Often two separate factors affect the P value: how far a sample deviates from what is expected in a population and how common big deviations are. Think of this as a tug-of-war between signal and noise. The difference between our observed mean (6 percent) and our desired one (8 percent) provides the signal—the larger this difference, the more likely the crop really does have low soft resin content. The standard deviation among flowers brings the noise. Standard deviation measures how spread out the data are around the mean; small values indicate that the data hover near the mean, and larger values imply wider variation. If the soft resin content typically fluctuates widely across buds (in other words, has a high standard deviation), then maybe the 6 percent average in our sample shouldn’t concern us. But if flowers tend to exhibit consistency (or a low standard deviation), then 6 percent may indicate a true deviation from the desired 8 percent.

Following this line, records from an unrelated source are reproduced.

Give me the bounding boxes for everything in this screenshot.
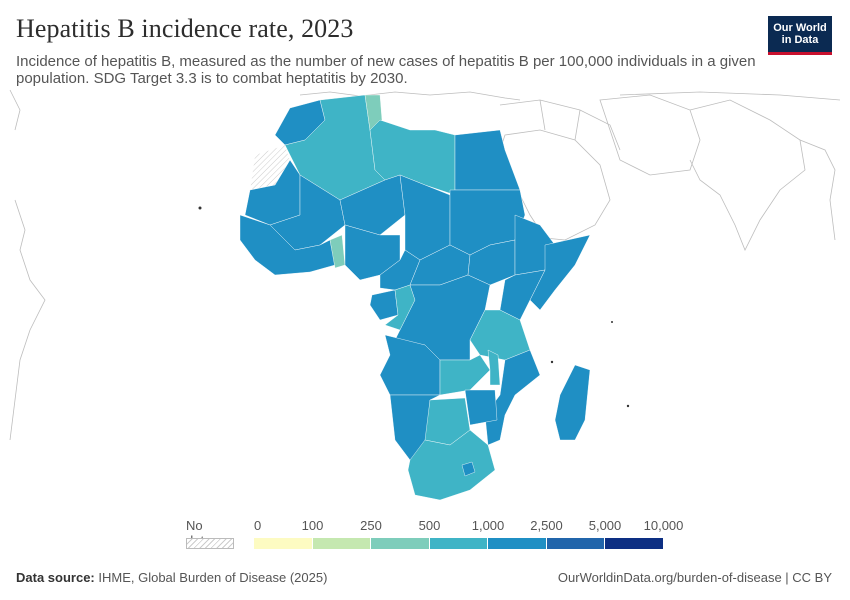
legend-bin-0-100[interactable] bbox=[254, 538, 313, 549]
island-comoros bbox=[550, 360, 554, 364]
legend-bin-5000-10000[interactable] bbox=[605, 538, 664, 549]
island-mauritius bbox=[626, 404, 630, 408]
legend-tick: 100 bbox=[301, 518, 324, 533]
island-seychelles bbox=[611, 321, 613, 323]
region-zambia[interactable] bbox=[439, 354, 491, 396]
chart-title: Hepatitis B incidence rate, 2023 bbox=[16, 14, 354, 43]
legend-tick: 10,000 bbox=[643, 518, 684, 533]
legend-bin-2500-5000[interactable] bbox=[546, 538, 605, 549]
footer-url[interactable]: OurWorldinData.org/burden-of-disease | C… bbox=[557, 570, 832, 585]
atlantic-coast-outline bbox=[9, 89, 21, 131]
middle-east-outline bbox=[499, 99, 621, 151]
legend-bin-250-500[interactable] bbox=[371, 538, 430, 549]
region-zimbabwe[interactable] bbox=[464, 389, 498, 426]
owid-logo[interactable]: Our World in Data bbox=[768, 16, 832, 55]
source-text: IHME, Global Burden of Disease (2025) bbox=[98, 570, 328, 585]
region-gabon[interactable] bbox=[369, 289, 399, 321]
legend-bin-1000-2500[interactable] bbox=[488, 538, 547, 549]
region-south-africa[interactable] bbox=[407, 429, 496, 501]
source-label: Data source: bbox=[16, 570, 95, 585]
region-malawi[interactable] bbox=[487, 349, 501, 386]
africa-choropleth-map bbox=[9, 89, 841, 501]
legend-ticks: 0 100 250 500 1,000 2,500 5,000 10,000 bbox=[254, 518, 683, 534]
legend-tick: 2,500 bbox=[530, 518, 563, 533]
background-countries bbox=[9, 89, 841, 441]
india-east-outline bbox=[799, 139, 836, 241]
legend-tick: 1,000 bbox=[471, 518, 505, 533]
americas-outline bbox=[9, 199, 46, 441]
region-tunisia[interactable] bbox=[364, 94, 383, 131]
logo-line-2: in Data bbox=[781, 34, 819, 46]
island-cape-verde bbox=[198, 206, 202, 210]
region-egypt[interactable] bbox=[454, 129, 521, 191]
iran-outline bbox=[599, 94, 701, 176]
legend-tick: 250 bbox=[360, 518, 382, 533]
south-asia-outline bbox=[689, 99, 806, 251]
logo-line-1: Our World bbox=[773, 22, 827, 34]
legend-bin-500-1000[interactable] bbox=[429, 538, 488, 549]
legend-no-data-swatch[interactable] bbox=[186, 538, 234, 549]
chart-subtitle: Incidence of hepatitis B, measured as th… bbox=[16, 53, 756, 87]
europe-outline bbox=[299, 91, 521, 101]
legend-tick: 500 bbox=[418, 518, 441, 533]
asia-north-outline bbox=[619, 91, 841, 101]
legend-tick: 5,000 bbox=[588, 518, 622, 533]
region-madagascar[interactable] bbox=[554, 364, 591, 441]
region-lesotho[interactable] bbox=[461, 461, 476, 477]
legend-color-bar bbox=[254, 538, 664, 549]
small-islands bbox=[198, 206, 630, 408]
footer-source: Data source: IHME, Global Burden of Dise… bbox=[16, 570, 327, 585]
legend-tick: 0 bbox=[254, 518, 262, 533]
countries bbox=[239, 94, 591, 501]
legend-bin-100-250[interactable] bbox=[312, 538, 371, 549]
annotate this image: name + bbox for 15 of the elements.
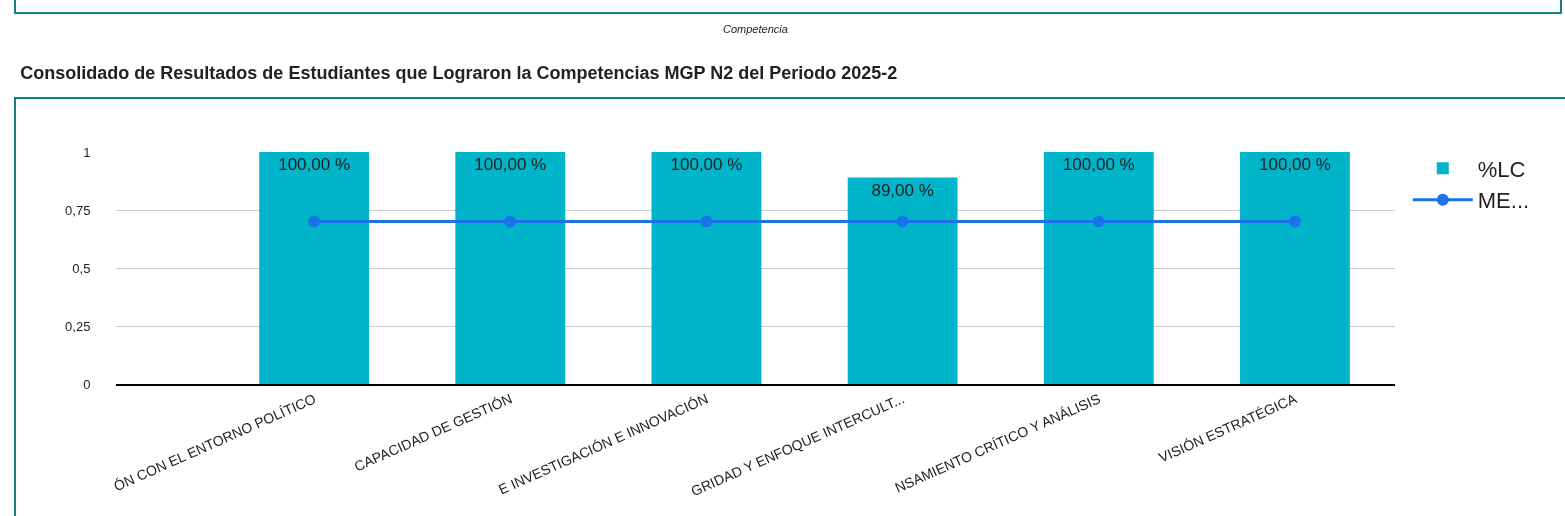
y-tick-label: 0 [83, 376, 91, 392]
y-tick-label: 0,75 [65, 202, 91, 218]
legend-label: ME... [1477, 188, 1530, 214]
data-label: 100,00 % [1259, 155, 1331, 174]
data-label: 100,00 % [278, 155, 351, 174]
data-label: 100,00 % [474, 155, 547, 174]
data-label: 100,00 % [1062, 155, 1135, 174]
data-label: 89,00 % [871, 180, 934, 200]
text: Competencia [723, 23, 788, 35]
legend-label: %LC [1477, 156, 1526, 182]
chart-title: Consolidado de Resultados de Estudiantes que Lograron la Competencias MGP N2 del Periodo 2025-2 [20, 62, 898, 83]
y-tick-label: 1 [83, 144, 91, 160]
y-tick-label: 0,25 [65, 318, 91, 334]
data-label: 100,00 % [670, 155, 743, 174]
y-tick-label: 0,5 [72, 260, 91, 276]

To determine a P value in an ideal world, we’d start by calculating the signal-to-noise ratio. The higher this ratio, the more confidence we have in the significance of our findings because a high ratio indicates that we’ve found a true deviation. But what counts as high signal-to-noise? To deem 6 percent significantly different from 8 percent, we specifically want to know when the signal-to-noise ratio is so high that it only has a 5 percent chance of occurring in a world where an 8 percent resin content is the norm. Statisticians in Gosset’s time knew that if you were to run an experiment many times, calculate the signal-to-noise ratio in each of those experiments and graph the results, that plot would resemble a “standard normal distribution”—the familiar bell curve. Because the normal distribution is well understood and documented, you can look up in a table how large the ratio must be to reach the 5 percent threshold (or any other threshold).
Gosset recognized that this approach only worked with large sample sizes, whereas small samples of hops wouldn’t guarantee that normal distribution. So he meticulously tabulated new distributions for smaller sample sizes. Now known as t-distributions, these plots resemble the normal distribution in that they’re bell-shaped, but the curves of the bell don’t drop off as sharply. That translates to needing an even larger signal-to-noise ratio to conclude significance. His t-test allows us to make inferences in settings where we couldn’t before.
Mathematical consultant John D. Cook mused on his blog in 2008 that perhaps it should not surprise us that the t-test originated at a brewery as opposed to, say, a winery. Brewers demand consistency in their product, whereas vintners revel in variety. Wines have “good years,” and each bottle tells a story, but you want every pour of Guinness to deliver the same trademark taste. In this case, uniformity inspired innovation.
Gosset solved many problems at the brewery with his new technique. The self-taught statistician published his t-test under the pseudonym “Student” because Guinness didn’t want to tip off competitors to its research. Although Gosset pioneered industrial quality control and contributed loads of other ideas to quantitative research, most textbooks still call his great achievement the “Student’s t-test.” History may have neglected his name, but he could be proud that the t-test is one of the most widely used statistical tools in science to this day. Perhaps his accomplishment belongs in Guinness World Records (the idea for which was dreamed up by Guinness’s managing director in the 1950s). Cheers to that.